# Songs of the Nativity: Selected Sermons on Luke 1 and 2 by John Calvin



## CarlosOliveira (Nov 3, 2008)

Just released by Banner of Truth 
================================

Description: All four Gospels bear witness to the supernatural person and work of Jesus Christ, but only the first and third testify explicitly to his supernatural conception and birth. The accounts given in Matthew and Luke are clearly independent of each other, but both unambiguously affirm that Jesus was born of the Virgin Mary, through the direct action of the Holy Spirit and without the intervention of a human father. 
Luke’s Gospel is notable for its distinctive songs, strikingly reminiscent of the Psalms. Chief among these are Mary’s song, the Magnificat, Zechariah’s song, the Benedictus, the Angels’ song, the Gloria in excelsis, and Simeon’s song, the Nunc dimittis. Together, they have nourished the prayer and meditation of countless Christians, and enriched the church’s worship. They are full of prophetic hope, eager expectation, and joyful thanksgiving. God’s great redemptive work is moving to its climax with the birth of the Saviour, Jesus, Son of the Most High. Luke’s ‘gospel of the incarnation’ was good news to all who, like the representatives of the old Israel, looked for Messiah’s first advent; it is good news to all who, today, look for his second. 

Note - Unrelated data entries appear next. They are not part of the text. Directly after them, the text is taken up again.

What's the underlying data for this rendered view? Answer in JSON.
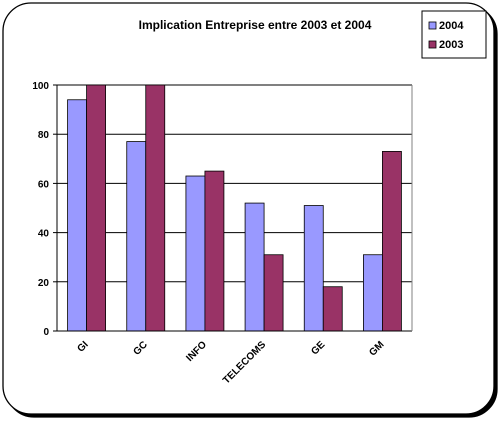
{
  "chart_data": {
    "type": "bar",
    "title": "Implication Entreprise entre 2003 et 2004",
    "categories": [
      "GI",
      "GC",
      "INFO",
      "TELECOMS",
      "GE",
      "GM"
    ],
    "series": [
      {
        "name": "2004",
        "values": [
          94,
          77,
          63,
          52,
          51,
          31
        ],
        "color": "#9999ff"
      },
      {
        "name": "2003",
        "values": [
          100,
          100,
          65,
          31,
          18,
          73
        ],
        "color": "#993366"
      }
    ],
    "ylim": [
      0,
      100
    ],
    "yticks": [
      0,
      20,
      40,
      60,
      80,
      100
    ],
    "grid": true,
    "legend_position": "top-right",
    "plot_background": "#ffffff",
    "gridline_color": "#000000"
  }
}
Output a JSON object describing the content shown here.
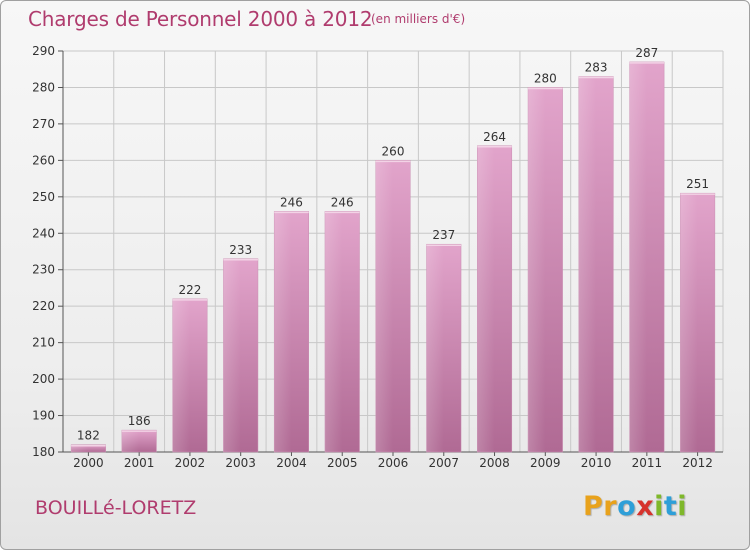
{
  "title": "Charges de Personnel 2000 à 2012",
  "subtitle": "(en milliers d'€)",
  "location": "BOUILLé-LORETZ",
  "logo": {
    "text": "Proxiti",
    "letters": [
      {
        "ch": "P",
        "color": "#e8a21c"
      },
      {
        "ch": "r",
        "color": "#e8a21c"
      },
      {
        "ch": "o",
        "color": "#2e9fd8"
      },
      {
        "ch": "x",
        "color": "#d6322c"
      },
      {
        "ch": "i",
        "color": "#7fb82a"
      },
      {
        "ch": "t",
        "color": "#2e9fd8"
      },
      {
        "ch": "i",
        "color": "#7fb82a"
      }
    ]
  },
  "colors": {
    "title": "#b03c6e",
    "bar_top": "#e2a4cb",
    "bar_bottom": "#b06a94",
    "grid": "#c8c8c8",
    "axis_text": "#333333"
  },
  "chart_data": {
    "type": "bar",
    "categories": [
      "2000",
      "2001",
      "2002",
      "2003",
      "2004",
      "2005",
      "2006",
      "2007",
      "2008",
      "2009",
      "2010",
      "2011",
      "2012"
    ],
    "values": [
      182,
      186,
      222,
      233,
      246,
      246,
      260,
      237,
      264,
      280,
      283,
      287,
      251
    ],
    "data_labels": [
      "182",
      "186",
      "222",
      "233",
      "246",
      "246",
      "260",
      "237",
      "264",
      "280",
      "283",
      "287",
      "251"
    ],
    "ylim": [
      180,
      290
    ],
    "yticks": [
      180,
      190,
      200,
      210,
      220,
      230,
      240,
      250,
      260,
      270,
      280,
      290
    ],
    "grid": true,
    "xlabel": "",
    "ylabel": ""
  }
}
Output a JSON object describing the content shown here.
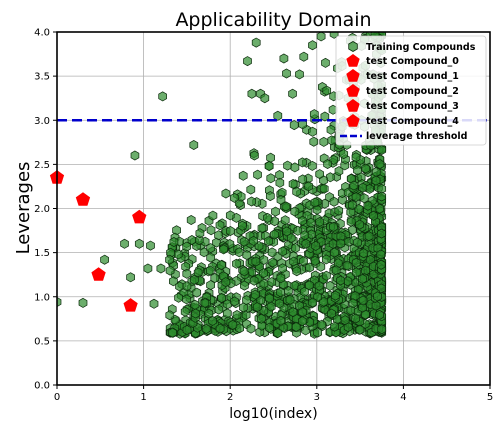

Preached in Geneva between October 1559 and March 1560, Calvin’s sermons on the nativity story are the fruit of almost twenty-five years of gospel ministry. Here we see Calvin the faithful pastor – expounding the text and applying it with passion and vigour to his congregation by means of persuasion, exhortation, admonition and rebuke. Robert White’s excellent translation transports the reader back to St Peter’s Cathedral, Geneva, where Calvin can be heard—or overheard—preaching on issues of perennial importance to all Christian men and women.


----------